Depuis plus de 10 ans, le Fonds des nations unies pour la population (FNUAP) et l´Organisation des nations unies pour l´alimentation et l´agriculture (FAO) collaborent pour assister le gouvernement camerounais dans son combat contre la pauvreté et pour l´amélioration de la qualité de vie des populations.

La FAO, au titre d´agence d´exécution du projet Information-Education-Communication communautaire en Santé de la reproduction (IEC/SR) au Cameroun, a estimé nécessaire l´implantation de deux radios rurales communautaires.

Une étude comparative a été menée dans le but d´identifier les sites bénéficiaires des deux radios rurales qui auront une fonction essentielle dans l´information des populations spécialement sur les thèmes de la santé de la reproduction et la sécurité alimentaire. Critères pour le choix des sites étaient non seulement le besoin en information des populations mais aussi la capacité des communautés à s´auto financer et à gérer ces structures. Le District de santé d´Eséka dans la province du Centre et le District de santé de Mokolo dans la province de l´Extrême-Nord, ont été retenus.
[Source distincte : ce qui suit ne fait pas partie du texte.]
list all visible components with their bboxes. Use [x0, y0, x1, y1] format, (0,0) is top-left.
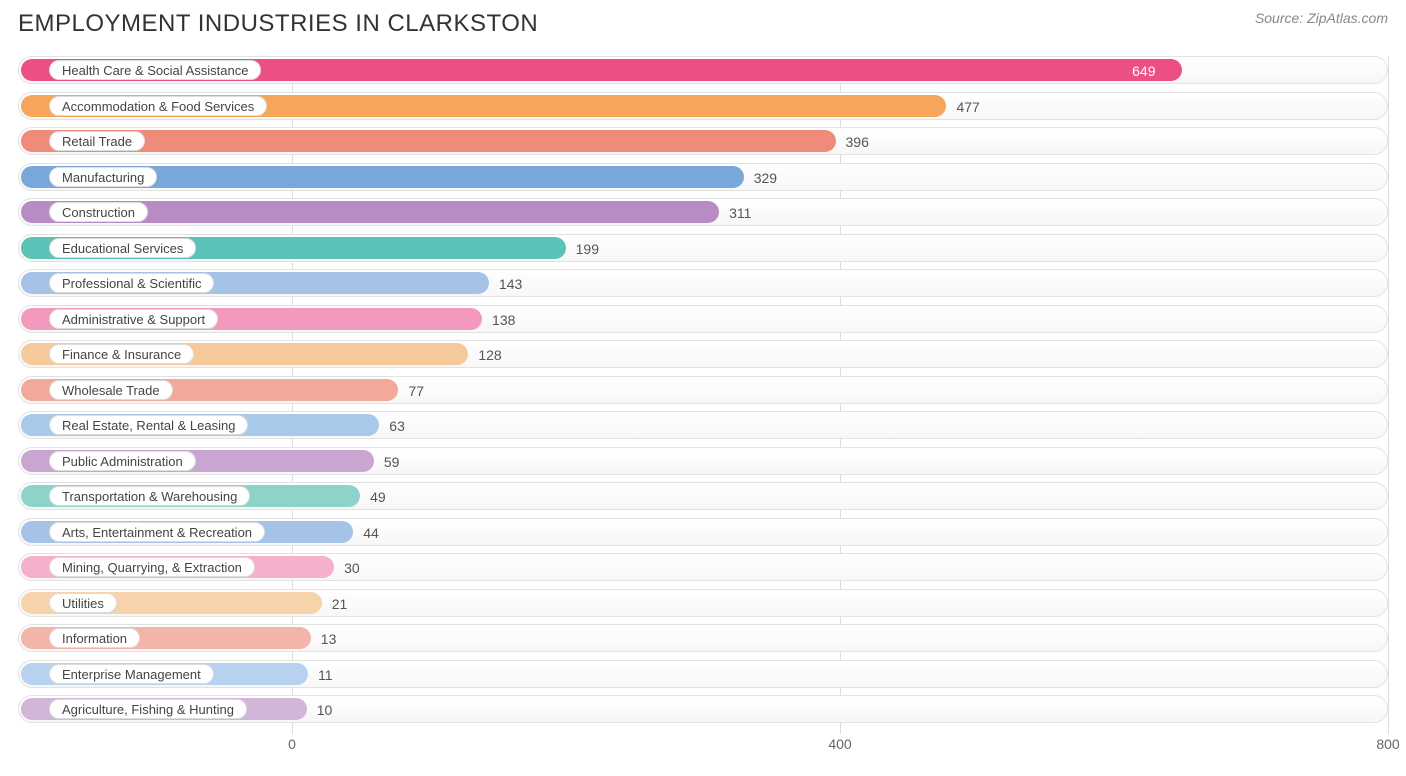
bar-value-label: 21: [332, 590, 348, 618]
bar-rows-container: Health Care & Social Assistance 649 Accomm…: [18, 56, 1388, 723]
bar-row: Finance & Insurance 128: [18, 340, 1388, 368]
bar-value-label: 138: [492, 306, 515, 334]
bar-label-pill: Wholesale Trade: [49, 380, 173, 400]
bar-label-pill: Public Administration: [49, 451, 196, 471]
x-axis-labels: 0400800: [18, 736, 1388, 756]
x-axis-tick-label: 800: [1376, 736, 1399, 752]
bar-row: Agriculture, Fishing & Hunting 10: [18, 695, 1388, 723]
bar-value-label: 128: [478, 341, 501, 369]
bar-row: Professional & Scientific 143: [18, 269, 1388, 297]
bar-label-pill: Information: [49, 628, 140, 648]
bar-value-label: 59: [384, 448, 400, 476]
bar-label-pill: Construction: [49, 202, 148, 222]
bar-value-label: 477: [956, 93, 979, 121]
bar-label-pill: Manufacturing: [49, 167, 157, 187]
bar-value-label: 30: [344, 554, 360, 582]
bar-label-pill: Professional & Scientific: [49, 273, 214, 293]
bar-value-label: 649: [1132, 57, 1155, 85]
bar-label-pill: Transportation & Warehousing: [49, 486, 250, 506]
bar-value-label: 49: [370, 483, 386, 511]
bar-row: Real Estate, Rental & Leasing 63: [18, 411, 1388, 439]
bar-value-label: 143: [499, 270, 522, 298]
bar-row: Educational Services 199: [18, 234, 1388, 262]
bar-label-pill: Arts, Entertainment & Recreation: [49, 522, 265, 542]
bar-value-label: 13: [321, 625, 337, 653]
bar-row: Transportation & Warehousing 49: [18, 482, 1388, 510]
x-axis-tick-label: 0: [288, 736, 296, 752]
bar-row: Construction 311: [18, 198, 1388, 226]
bar-value-label: 77: [408, 377, 424, 405]
bar-value-label: 11: [318, 661, 333, 689]
bar-row: Retail Trade 396: [18, 127, 1388, 155]
bar-value-label: 63: [389, 412, 405, 440]
chart-source: Source: ZipAtlas.com: [1255, 10, 1388, 26]
bar-row: Manufacturing 329: [18, 163, 1388, 191]
bar-value-label: 199: [576, 235, 599, 263]
chart-title: EMPLOYMENT INDUSTRIES IN CLARKSTON: [18, 10, 538, 38]
bar-label-pill: Mining, Quarrying, & Extraction: [49, 557, 255, 577]
bar-row: Accommodation & Food Services 477: [18, 92, 1388, 120]
bar-label-pill: Real Estate, Rental & Leasing: [49, 415, 248, 435]
bar-value-label: 44: [363, 519, 379, 547]
bar-label-pill: Health Care & Social Assistance: [49, 60, 261, 80]
bar-row: Administrative & Support 138: [18, 305, 1388, 333]
bar-row: Information 13: [18, 624, 1388, 652]
bar-row: Wholesale Trade 77: [18, 376, 1388, 404]
bar-row: Health Care & Social Assistance 649: [18, 56, 1388, 84]
chart-header: EMPLOYMENT INDUSTRIES IN CLARKSTON Sourc…: [18, 10, 1388, 38]
gridline: [1388, 56, 1389, 734]
bar-label-pill: Accommodation & Food Services: [49, 96, 267, 116]
bar-label-pill: Finance & Insurance: [49, 344, 194, 364]
bar-label-pill: Educational Services: [49, 238, 196, 258]
bar-label-pill: Administrative & Support: [49, 309, 218, 329]
bar-row: Mining, Quarrying, & Extraction 30: [18, 553, 1388, 581]
bar-row: Utilities 21: [18, 589, 1388, 617]
bar-row: Arts, Entertainment & Recreation 44: [18, 518, 1388, 546]
bar-value-label: 329: [754, 164, 777, 192]
bar-label-pill: Utilities: [49, 593, 117, 613]
bar-label-pill: Retail Trade: [49, 131, 145, 151]
bar-value-label: 10: [317, 696, 333, 724]
bar-value-label: 396: [846, 128, 869, 156]
bar-row: Enterprise Management 11: [18, 660, 1388, 688]
bar-label-pill: Enterprise Management: [49, 664, 214, 684]
bar-row: Public Administration 59: [18, 447, 1388, 475]
chart-area: Health Care & Social Assistance 649 Accomm…: [18, 56, 1388, 756]
bar-label-pill: Agriculture, Fishing & Hunting: [49, 699, 247, 719]
bar-value-label: 311: [729, 199, 751, 227]
x-axis-tick-label: 400: [828, 736, 851, 752]
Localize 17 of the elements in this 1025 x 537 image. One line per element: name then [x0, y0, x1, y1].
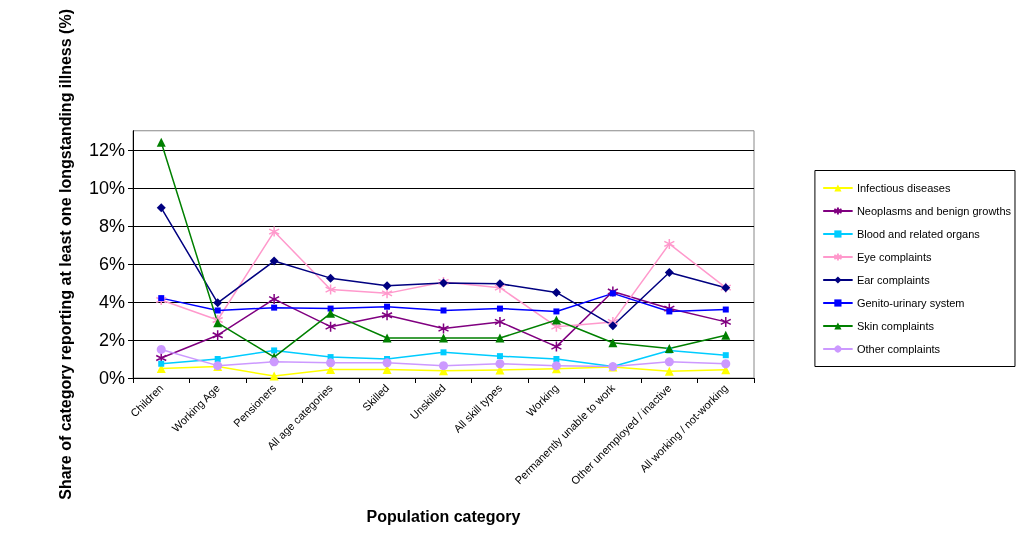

Les attentes et les contraintes des différentes composantes de la société par rapport à l´implantation d´une radio rurale communautaire ont été identifiées dans le District de santé de Mokolo. Les données relatives à ces attentes et à ces contraintes, ont ainsi été classées en fonction des groupes cibles suivants:

Les associations des femmes ont mis en évidence la nécessité d´informations utiles à l´épanouissement de la femme. Elles voudraient bénéficier des émissions qui transmettent des connaissances sur la vie familiale, sur la santé de la mère et de l´enfant, sur l´éducation des enfants et sur l´emploi pour les femmes. Elles craignent par contre que le comité de gestion de la radio soit mal organisé ou inexistant et que les personnes en charge de la gestion quotidienne de la radio soit trop timides dans leur engagement voire même pas motivées pour le travail. Un autre problème pourrait se présenter: les difficultés des communautés à contribuer financièrement au fonctionnement de la radio.

Les jeunes scolaires espèrent une ouverture du District de santé, voire du Département, vers l´extérieur. Ils s´attendent en plus à une sensibilisation de toutes les populations de la zone couverte par la radio, y compris les coins les plus reculés. A leur avis, la radio devrait diffuser toutes les informations utiles à la communauté comme par exemple les avis de décès et de naissance, de mariage et de perte. Ils proposent en outre la production des émissions animées par des jeunes. Aussi les différentes langues parlées dans la zone devraient s?exprimer sur les ondes. Les jeunes identifient des obstacles éventuels dans le manque de personnel qualifié, la gestion non transparente, la mauvaise organisation de la structure, le manque de moyens financiers, le vandalisme et le manque d?entretien des équipements.

La diffusion des messages sur l´Islam, la santé et le développement sont les thèmes qui intéressent principalement les confessions religieuses islamiques.


La principale inquiétude des autorités religieuses est, qu?à travers la radio il serait possible de diffuser des messages susceptibles de semer la zizanie dans les communautés. Comme le groupe des jeunes, il considère problématique l´entretien des équipements.

Les autorités administratives pensent que l´installation d´une radio dans le District pourrait faciliter la mobilisation des communautés pour des éventuelles rencontres car elle améliorerait la communication entre les intervenants. Aussi croient-elles que la radio assurerait l´information prompte des autorités traditionnelles et des communautés sur des instructions gouvernementales et d´autres communiqués émanant de l´autorité administrative.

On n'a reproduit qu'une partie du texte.